Sie waren ein Künstlerpaar, das – anders als z. B. Christo und Jeanne-Claude – von der Kunstwelt niemals als Paar wahrgenommen werden wollte: Jean Tinguely (1925 – 1991), der kauzige Schweizer und Konstrukteur lärmender Maschinenskulpturen und Niki de Saint Phalle (*1930 – 2002), die polyglotte Adelige und Erfinderin der farbenfrohen Nanas. So unterschiedlich wie ihre Herkunft und ihre Persönlichkeiten waren, so kontrastreich ist auch ihre Kunst. Einerseits die absurden und abstrakt-mechanischen Skulpturen, andererseits die popig-bunten und fröhlichen Frauengestalten. Dementsprechend hat das Paar selten gemeinsam ausgestellt, zusammen haben sie jedoch bedeutende öffentliche Skulpturenprojekte verwirklicht, wie z. B. „La Fontaine de Igor Stravinsky“ vor dem Centre Pompidou in Paris oder den „Tarot-Garten“ in der Toskana. Denn jenseits aller technischen, stilistischen und motivischen Unterschiede gab es auch Gemeinsamkeiten. Hierzu gehört zum einen ihr spielerischer Umgang mit den verwendeten Materialien und Motiven, zum anderen ein grundlegend anarchischer Geist, der sich bürgerlichen Werten wie Vernunft, Ordnung, Wohlanständigkeit und Schönheit konsequent verweigerte. In Zusammenarbeit mit der Versicherungskammer Bayern und dem Museum für Kunst und Gewerbe Hamburg präsentiert das Kunstmuseum Heidenheim nun erstmals die Plakatwerke beider Künstler in einer Ausstellung.

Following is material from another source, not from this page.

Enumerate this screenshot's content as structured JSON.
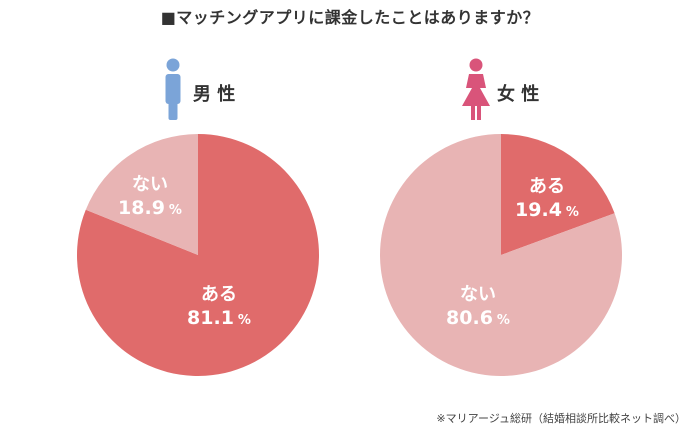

Gezeigt werden rund einhundert ihrer besten Plakate aus allen Schaffensphasen. So gewährt die Ausstellung einen Einblick in den jeweils individuellen Stil beider Künstler und zeigt zugleich dessen Entwicklung im Medium des Plakats. So wird sichtbar, wie Jean Tinguely im Laufe der Jahre einen äußerst eigenwilligen Zeichenstil entwickelte, der sich von seinem plastischen Werk zunehmend entfernte; während Niki de Saint Phalles graphisches und plastisches Denken stets eng verzahnt blieben. Neben allen Unterschieden in Form und Motivik offenbart der Vergleich beider Werke dabei aber auch etwas von dem fröhlich anarchischen Geist, der beide Künstler verband und sie zu Exponenten ihrer Zeit machte.
Ergänzt wird die Heidenheimer Ausstellung durch einige Skulpturen von Niki de Saint Phalle, die aus den Beständen der Fischerplatz-Galerie in Ulm stammen.